Physicists Unveil Schroedinger's SQUID

MINNEAPOLIS--It doesn't purr, but a tiny superconducting ring is the closest thing yet to Erwin Schroedinger's famous dead-and-alive cat. At last week's meeting of the American Physical Society in Minneapolis, physicists announced that, under the right conditions, such rings can carry current in opposite directions at the same time--a property never before observed in an object so big.

For decades, Schroedinger's cat has been the stock example of a paradoxical but fundamental property of quantum mechanics: that an object can be in two or more states at the same time. But physicists' favorite feline remains purely hypothetical, because objects much bigger than individual atoms, photons, and molecules generally interact strongly with their surroundings, which force them to choose one state or another. Now two teams of researchers have induced millions of electrons to flow simultaneously both ways around a small superconducting ring, a gizmo known as a Superconducting Quantum Interference Device, or SQUID.

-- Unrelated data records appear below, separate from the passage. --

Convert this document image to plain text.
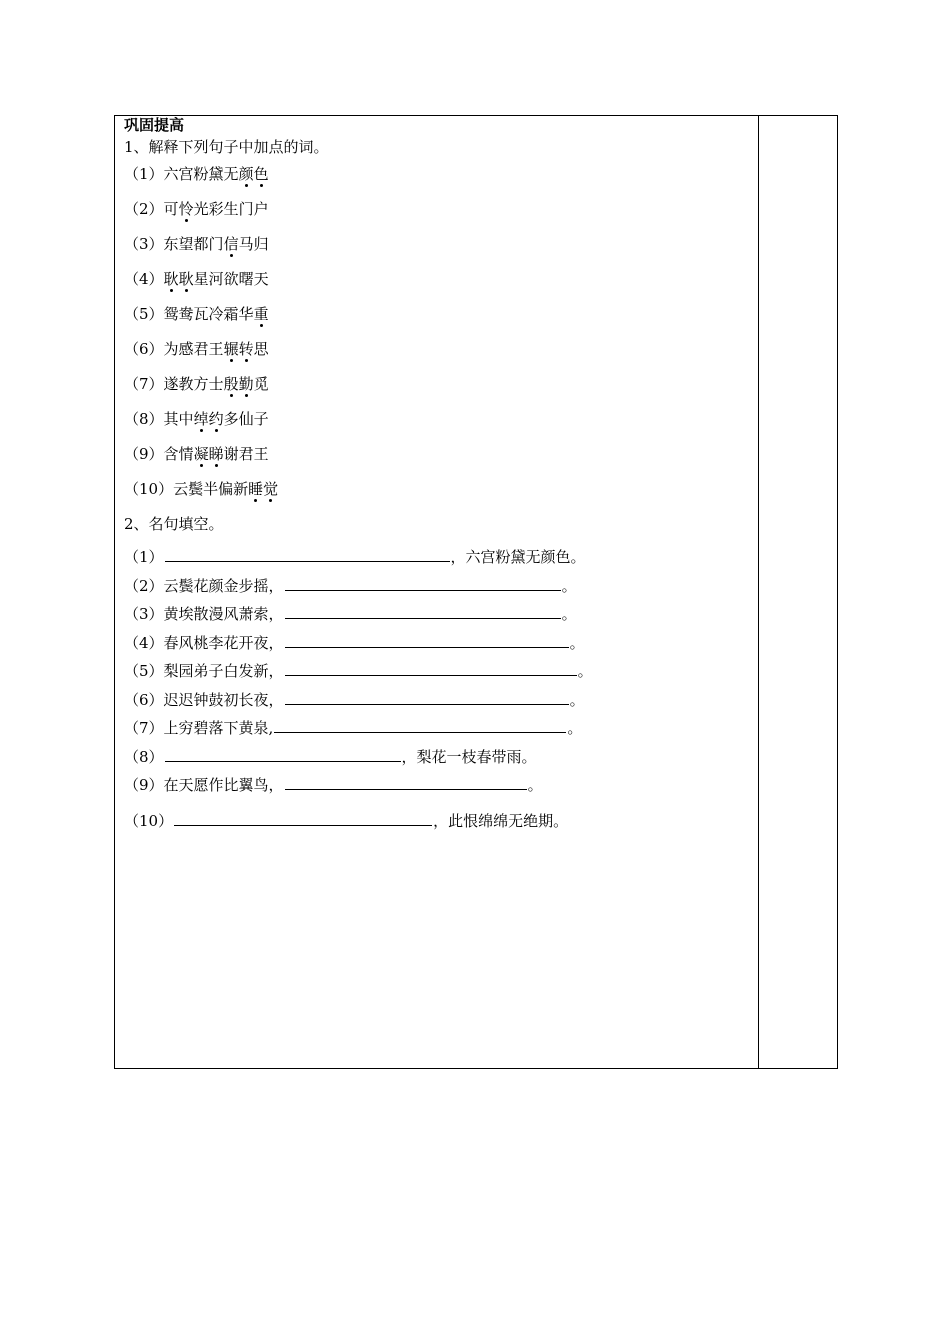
巩固提高
1、解释下列句子中加点的词。
（1）六宫粉黛无颜色
（2）可怜光彩生门户
（3）东望都门信马归
（4）耿耿星河欲曙天
（5）鸳鸯瓦冷霜华重
（6）为感君王辗转思
（7）遂教方士殷勤觅
（8）其中绰约多仙子
（9）含情凝睇谢君王
（10）云鬓半偏新睡觉
2、名句填空。
（1）	，六宫粉黛无颜色。
（2）云鬓花颜金步摇，	。
（3）黄埃散漫风萧索，	。
（4）春风桃李花开夜，	。
（5）梨园弟子白发新，	。
（6）迟迟钟鼓初长夜，	。
（7）上穷碧落下黄泉,	。
（8）	，梨花一枝春带雨。
（9）在天愿作比翼鸟，	。
（10）	，此恨绵绵无绝期。
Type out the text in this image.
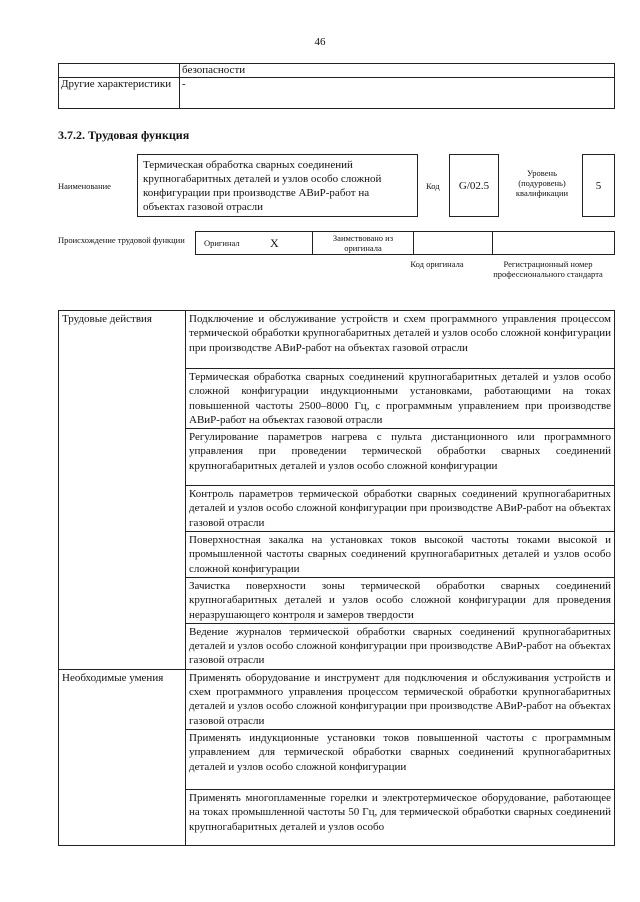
46
	безопасности
Другие характеристики	-
3.7.2. Трудовая функция
Наименование
Термическая обработка сварных соединений крупногабаритных деталей и узлов особо сложной конфигурации при производстве АВиР-работ на объектах газовой отрасли
Код	G/02.5
Уровень (подуровень) квалификации
5
Происхождение трудовой функции	Оригинал	X	Заимствовано из оригинала		
Код оригинала	Регистрационный номер профессионального стандарта
Трудовые действия	Подключение и обслуживание устройств и схем программного управления процессом термической обработки крупногабаритных деталей и узлов особо сложной конфигурации при производстве АВиР-работ на объектах газовой отрасли
	Термическая обработка сварных соединений крупногабаритных деталей и узлов особо сложной конфигурации индукционными установками, работающими на токах повышенной частоты 2500–8000 Гц, с программным управлением при производстве АВиР-работ на объектах газовой отрасли
	Регулирование параметров нагрева с пульта дистанционного или программного управления при проведении термической обработки сварных соединений крупногабаритных деталей и узлов особо сложной конфигурации
	Контроль параметров термической обработки сварных соединений крупногабаритных деталей и узлов особо сложной конфигурации при производстве АВиР-работ на объектах газовой отрасли
	Поверхностная закалка на установках токов высокой частоты токами высокой и промышленной частоты сварных соединений крупногабаритных деталей и узлов особо сложной конфигурации
	Зачистка поверхности зоны термической обработки сварных соединений крупногабаритных деталей и узлов особо сложной конфигурации для проведения неразрушающего контроля и замеров твердости
	Ведение журналов термической обработки сварных соединений крупногабаритных деталей и узлов особо сложной конфигурации при производстве АВиР-работ на объектах газовой отрасли
Необходимые умения	Применять оборудование и инструмент для подключения и обслуживания устройств и схем программного управления процессом термической обработки крупногабаритных деталей и узлов особо сложной конфигурации при производстве АВиР-работ на объектах газовой отрасли
	Применять индукционные установки токов повышенной частоты с программным управлением для термической обработки сварных соединений крупногабаритных деталей и узлов особо сложной конфигурации
	Применять многопламенные горелки и электротермическое оборудование, работающее на токах промышленной частоты 50 Гц, для термической обработки сварных соединений крупногабаритных деталей и узлов особо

A SQUID prefers the total amount of magnetic field passing through it to equal an exact multiple of a fundamental constant known as the flux quantum. Add or subtract a fraction of a flux quantum by changing the field the SQUID sits in, and the ring tries to round off to the nearest whole value by creating an electric current that adds or subtracts from the imposed magnetic field. Since SQUID can round up or down, the current can flow in either direction. It's when the SQUID tries to polish off exactly half a flux quantum that the quantum fun begins. In that case, the energy in the ring is equal for current flowing either way, clockwise or counter-clockwise, and the system might be coaxed into flowing in both directions at once.

To test whether they had achieved a two-way flow, two teams of researchers fed their SQUIDs energy by shining microwaves on them. One team, led by physicist Hans Mooij of Delft University of Technology in the Netherlands, and another, led by physicist James Lukens of the State University of New York, Stony Brook, found that energy from the microwaves could bounce SQUIDS between two energy states characteristic of two-way flow.

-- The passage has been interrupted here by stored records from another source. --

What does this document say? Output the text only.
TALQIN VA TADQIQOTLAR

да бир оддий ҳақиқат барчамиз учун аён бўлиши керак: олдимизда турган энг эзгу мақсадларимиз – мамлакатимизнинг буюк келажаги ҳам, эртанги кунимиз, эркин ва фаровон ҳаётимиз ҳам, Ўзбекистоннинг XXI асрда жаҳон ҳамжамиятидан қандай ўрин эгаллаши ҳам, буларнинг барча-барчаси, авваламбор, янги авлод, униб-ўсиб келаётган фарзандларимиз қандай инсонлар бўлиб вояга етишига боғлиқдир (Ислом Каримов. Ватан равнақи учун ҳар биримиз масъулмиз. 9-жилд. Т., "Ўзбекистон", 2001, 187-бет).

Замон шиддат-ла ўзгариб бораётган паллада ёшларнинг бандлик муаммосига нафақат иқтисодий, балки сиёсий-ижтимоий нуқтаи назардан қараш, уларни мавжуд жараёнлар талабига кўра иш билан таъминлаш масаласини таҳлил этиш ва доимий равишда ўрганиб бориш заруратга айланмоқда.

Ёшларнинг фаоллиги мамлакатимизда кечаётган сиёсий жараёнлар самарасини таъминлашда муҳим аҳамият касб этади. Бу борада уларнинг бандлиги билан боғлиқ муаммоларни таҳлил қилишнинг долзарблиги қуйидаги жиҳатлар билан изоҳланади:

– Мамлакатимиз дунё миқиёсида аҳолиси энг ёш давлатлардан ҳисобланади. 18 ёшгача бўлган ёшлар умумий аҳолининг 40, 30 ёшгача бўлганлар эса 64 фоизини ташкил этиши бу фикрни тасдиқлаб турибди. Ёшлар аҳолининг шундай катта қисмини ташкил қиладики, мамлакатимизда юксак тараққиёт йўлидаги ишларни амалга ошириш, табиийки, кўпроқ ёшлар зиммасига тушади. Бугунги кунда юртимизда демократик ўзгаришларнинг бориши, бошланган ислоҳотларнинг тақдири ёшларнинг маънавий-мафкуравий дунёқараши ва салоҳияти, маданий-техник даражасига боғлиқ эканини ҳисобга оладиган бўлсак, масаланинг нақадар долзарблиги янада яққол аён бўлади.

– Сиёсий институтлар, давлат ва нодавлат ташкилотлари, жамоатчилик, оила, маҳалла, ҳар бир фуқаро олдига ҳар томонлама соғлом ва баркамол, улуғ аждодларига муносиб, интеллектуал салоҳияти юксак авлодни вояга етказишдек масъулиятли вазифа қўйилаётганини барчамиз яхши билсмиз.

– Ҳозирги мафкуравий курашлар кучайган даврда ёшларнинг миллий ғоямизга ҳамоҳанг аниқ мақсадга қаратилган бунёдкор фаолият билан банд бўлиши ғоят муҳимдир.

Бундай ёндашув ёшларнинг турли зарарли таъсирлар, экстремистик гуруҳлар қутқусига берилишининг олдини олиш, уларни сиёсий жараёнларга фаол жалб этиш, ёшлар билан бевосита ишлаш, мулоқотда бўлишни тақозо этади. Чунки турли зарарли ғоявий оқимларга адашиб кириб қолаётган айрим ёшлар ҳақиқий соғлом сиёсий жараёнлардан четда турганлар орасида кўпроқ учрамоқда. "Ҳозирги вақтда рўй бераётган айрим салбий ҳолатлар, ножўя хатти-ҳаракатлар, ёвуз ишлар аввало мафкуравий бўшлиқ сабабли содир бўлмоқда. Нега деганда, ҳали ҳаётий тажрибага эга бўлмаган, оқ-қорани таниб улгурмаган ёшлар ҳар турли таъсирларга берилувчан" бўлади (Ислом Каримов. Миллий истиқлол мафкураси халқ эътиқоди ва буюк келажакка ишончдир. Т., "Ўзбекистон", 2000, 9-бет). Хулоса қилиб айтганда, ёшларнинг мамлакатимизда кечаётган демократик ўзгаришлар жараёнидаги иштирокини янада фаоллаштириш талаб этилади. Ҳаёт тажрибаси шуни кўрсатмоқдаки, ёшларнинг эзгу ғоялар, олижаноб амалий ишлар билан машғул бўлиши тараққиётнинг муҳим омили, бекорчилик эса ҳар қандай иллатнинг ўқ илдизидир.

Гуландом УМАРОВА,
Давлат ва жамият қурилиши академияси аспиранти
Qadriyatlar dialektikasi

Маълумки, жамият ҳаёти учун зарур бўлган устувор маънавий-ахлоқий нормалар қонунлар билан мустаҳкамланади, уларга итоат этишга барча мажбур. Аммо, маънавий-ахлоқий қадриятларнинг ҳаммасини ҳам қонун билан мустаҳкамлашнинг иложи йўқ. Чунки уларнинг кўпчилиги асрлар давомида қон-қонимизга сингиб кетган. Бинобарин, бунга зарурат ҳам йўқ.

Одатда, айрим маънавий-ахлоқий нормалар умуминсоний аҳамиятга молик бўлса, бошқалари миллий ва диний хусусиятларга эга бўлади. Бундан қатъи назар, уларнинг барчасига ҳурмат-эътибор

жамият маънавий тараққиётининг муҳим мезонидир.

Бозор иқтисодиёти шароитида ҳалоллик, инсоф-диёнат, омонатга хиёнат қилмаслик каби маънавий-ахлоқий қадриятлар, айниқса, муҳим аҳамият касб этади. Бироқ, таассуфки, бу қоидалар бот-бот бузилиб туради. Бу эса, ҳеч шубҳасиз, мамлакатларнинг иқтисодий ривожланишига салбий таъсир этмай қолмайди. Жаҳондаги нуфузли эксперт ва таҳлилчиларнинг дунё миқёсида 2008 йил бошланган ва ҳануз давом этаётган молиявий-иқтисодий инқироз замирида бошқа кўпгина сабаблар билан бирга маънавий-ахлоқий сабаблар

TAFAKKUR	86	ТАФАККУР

Their both-ways-at-once currents may earn SQUIDs a starring role in the processors of quantum computers. Whereas ordinary computers use bits that can be either 0 or 1, quantum computers require "q-bits," which can be 0, 1, or 0-and-1. Researchers have fashioned handfuls of q-bits out of individual atoms, molecules, and photons. But SQUIDs should be easier to manipulate because they measure a few millionths of a meter across.